Gli studiosi, non senza sorpresa, hanno constatato risposte delle cellule T CD8+ più deboli nei pazienti con infezione lieve. Diversamente, nei soggetti gravemente malati la risposta delle cellule T CD8+ è risultata molto più intensa, andando così a contrastare l’ipotesi di vedere una risposta delle cellule T CD8+ più forte nei casi meno preoccupanti grazie a un sistema immunitario più preparato per contrastare un’infezione grave. Tuttavia la ricerca ha rivelato il contrario. Infatti, nei casi maggiormente gestibili, le cellule T CD8+ hanno mostrato i segni di un fenomeno molecolare noto come esaurimento delle cellule T.

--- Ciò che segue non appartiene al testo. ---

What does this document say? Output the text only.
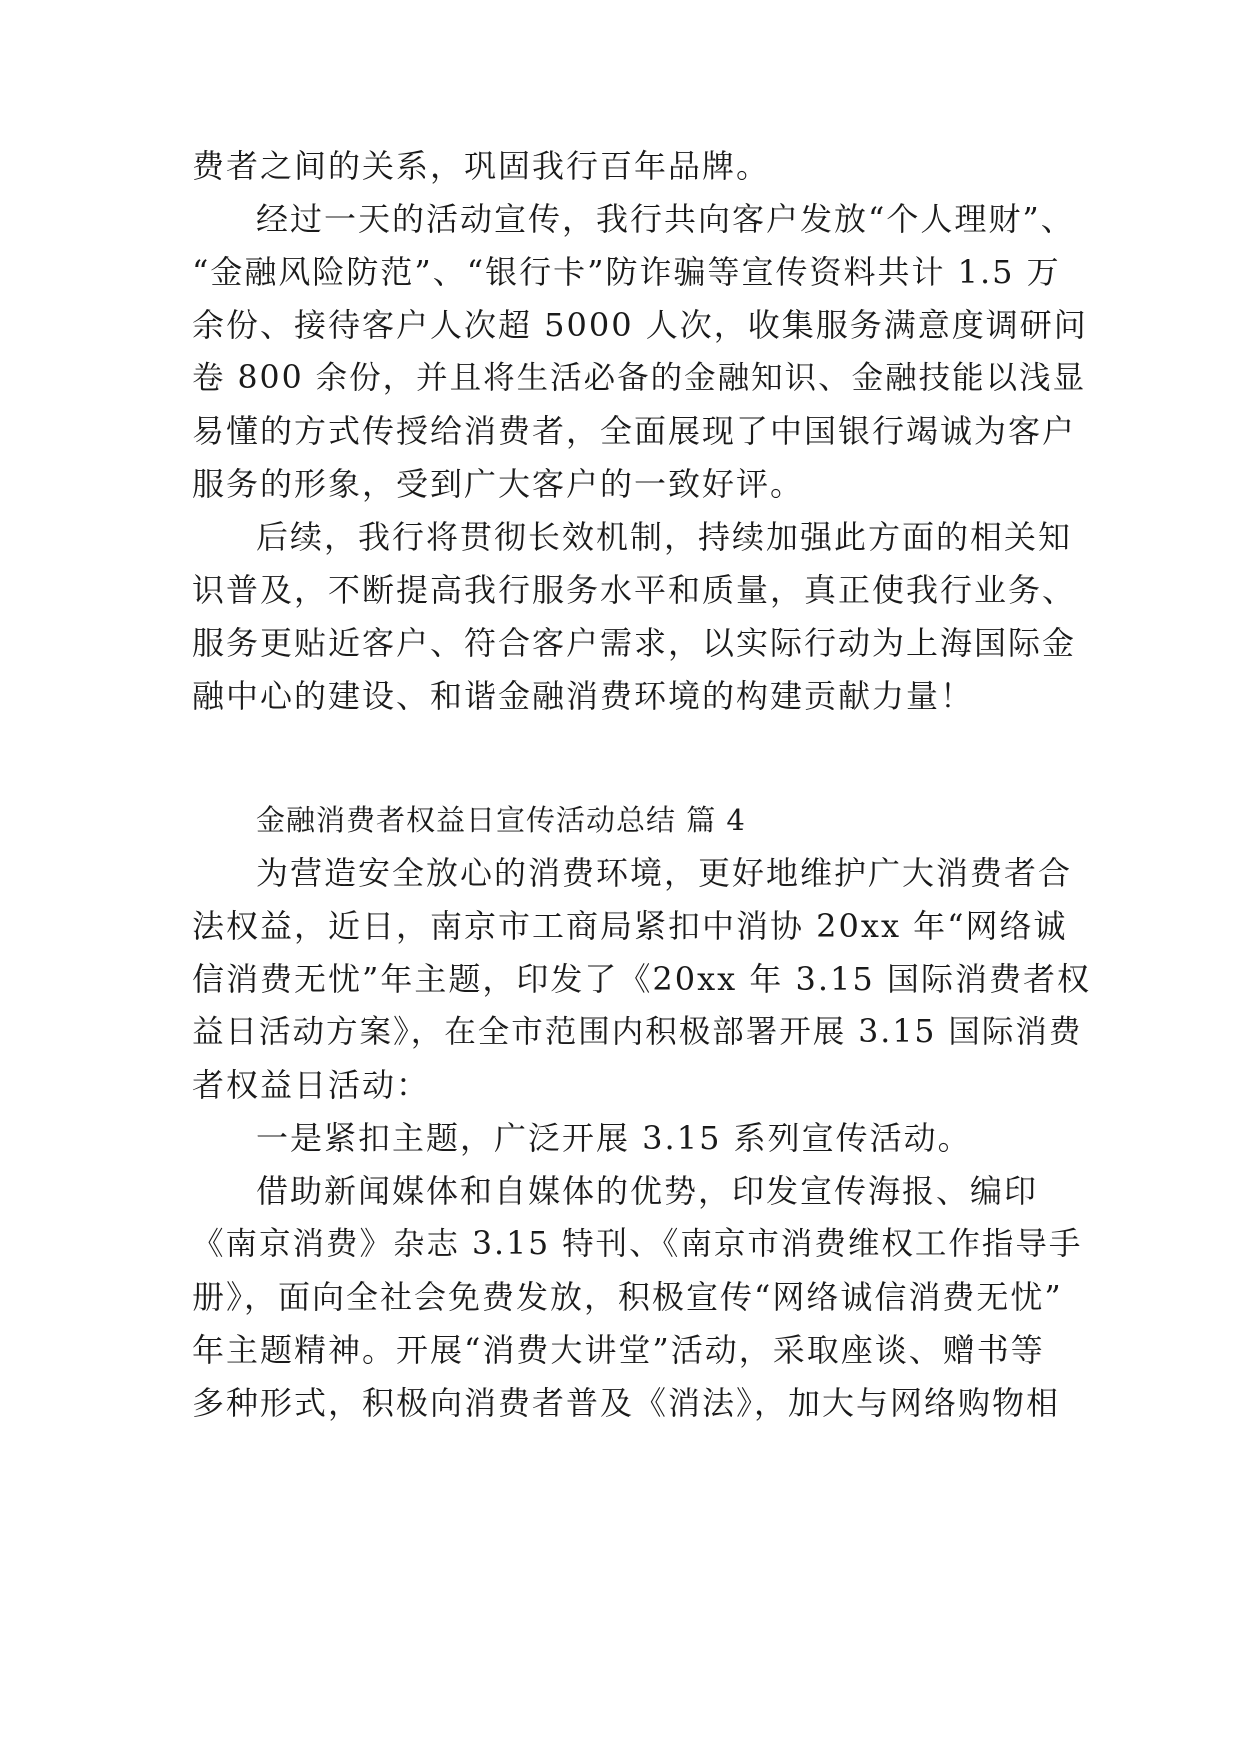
费者之间的关系，巩固我行百年品牌。
经过一天的活动宣传，我行共向客户发放“个人理财”、
“金融风险防范”、“银行卡”防诈骗等宣传资料共计 1.5 万
余份、接待客户人次超 5000 人次，收集服务满意度调研问
卷 800 余份，并且将生活必备的金融知识、金融技能以浅显
易懂的方式传授给消费者，全面展现了中国银行竭诚为客户
服务的形象，受到广大客户的一致好评。
后续，我行将贯彻长效机制，持续加强此方面的相关知
识普及，不断提高我行服务水平和质量，真正使我行业务、
服务更贴近客户、符合客户需求，以实际行动为上海国际金
融中心的建设、和谐金融消费环境的构建贡献力量！
金融消费者权益日宣传活动总结 篇 4
为营造安全放心的消费环境，更好地维护广大消费者合
法权益，近日，南京市工商局紧扣中消协 20xx 年“网络诚
信消费无忧”年主题，印发了《20xx 年 3.15 国际消费者权
益日活动方案》，在全市范围内积极部署开展 3.15 国际消费
者权益日活动：
一是紧扣主题，广泛开展 3.15 系列宣传活动。
借助新闻媒体和自媒体的优势，印发宣传海报、编印
《南京消费》杂志 3.15 特刊、《南京市消费维权工作指导手
册》，面向全社会免费发放，积极宣传“网络诚信消费无忧”
年主题精神。开展“消费大讲堂”活动，采取座谈、赠书等
多种形式，积极向消费者普及《消法》，加大与网络购物相
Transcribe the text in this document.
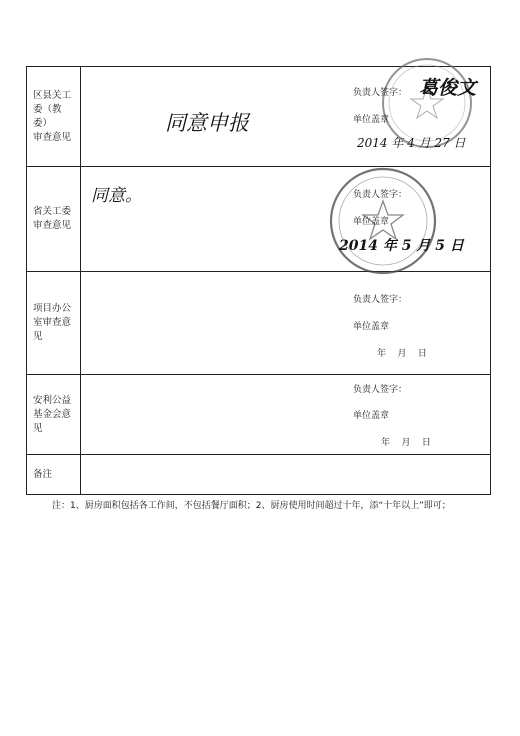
区县关工
委（教委）
审查意见
同意申报
负责人签字： 葛俊文
单位盖章
2014 年 4 月 27 日
省关工委
审查意见
同意。	负责人签字：
单位盖章
2014 年 5 月 5 日
项目办公
室审查意
见
负责人签字：
单位盖章
年    月    日
安利公益
基金会意
见
负责人签字：
单位盖章
年    月    日
备注
注：1、厨房面积包括各工作间，不包括餐厅面积；2、厨房使用时间超过十年，添“十年以上”即可；
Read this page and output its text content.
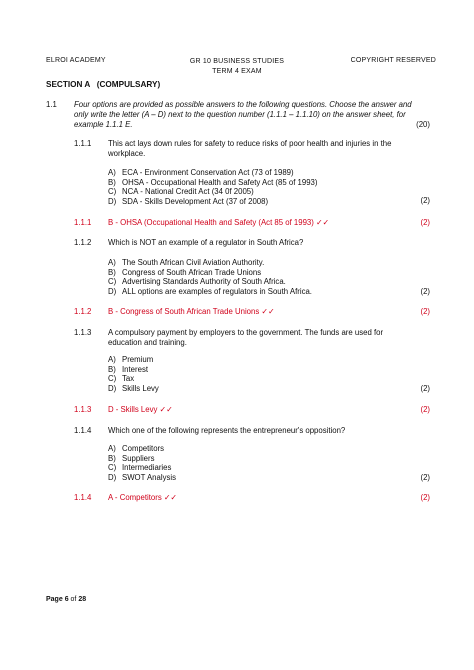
ELROI ACADEMY	GR 10 BUSINESS STUDIES
TERM 4 EXAM
COPYRIGHT RESERVED
SECTION A   (COMPULSARY)
1.1 Four options are provided as possible answers to the following questions. Choose the answer and only write the letter (A – D) next to the question number (1.1.1 – 1.1.10) on the answer sheet, for example 1.1.1 E.	(20)
1.1.1 This act lays down rules for safety to reduce risks of poor health and injuries in the workplace.
A) ECA - Environment Conservation Act (73 of 1989)
B) OHSA - Occupational Health and Safety Act (85 of 1993)
C) NCA - National Credit Act (34 0f 2005)
D) SDA - Skills Development Act (37 of 2008)	(2)
1.1.1 B - OHSA (Occupational Health and Safety (Act 85 of 1993) ✓✓	(2)
1.1.2 Which is NOT an example of a regulator in South Africa?
A) The South African Civil Aviation Authority.
B) Congress of South African Trade Unions
C) Advertising Standards Authority of South Africa.
D) ALL options are examples of regulators in South Africa.	(2)
1.1.2 B - Congress of South African Trade Unions ✓✓	(2)
1.1.3 A compulsory payment by employers to the government. The funds are used for education and training.
A) Premium
B) Interest
C) Tax
D) Skills Levy	(2)
1.1.3 D - Skills Levy ✓✓	(2)
1.1.4 Which one of the following represents the entrepreneur's opposition?
A) Competitors
B) Suppliers
C) Intermediaries
D) SWOT Analysis	(2)
1.1.4 A - Competitors ✓✓	(2)
Page 6 of 28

In questi casi le cellule ricevono così tanta stimolazione da parte del sistema immunitario durante un attacco virale da essere meno efficienti nello svolgere il loro lavoro. Secondo gli scienziati, l’esaurimento delle cellule T nei casi lievi di Covid può ostacolare la capacità di un individuo di costruire un’immunità a lungo termine. Tuttavia l’indagine condotta è limitata in quanto si basa sui linfociti T CD8+ presenti nei campioni di sangue. Come passo successivo, i ricercatori puntano a far luce su come le cellule T nei tessuti più colpiti dall’infezione (ad esempio i polmoni) reagiscono al virus.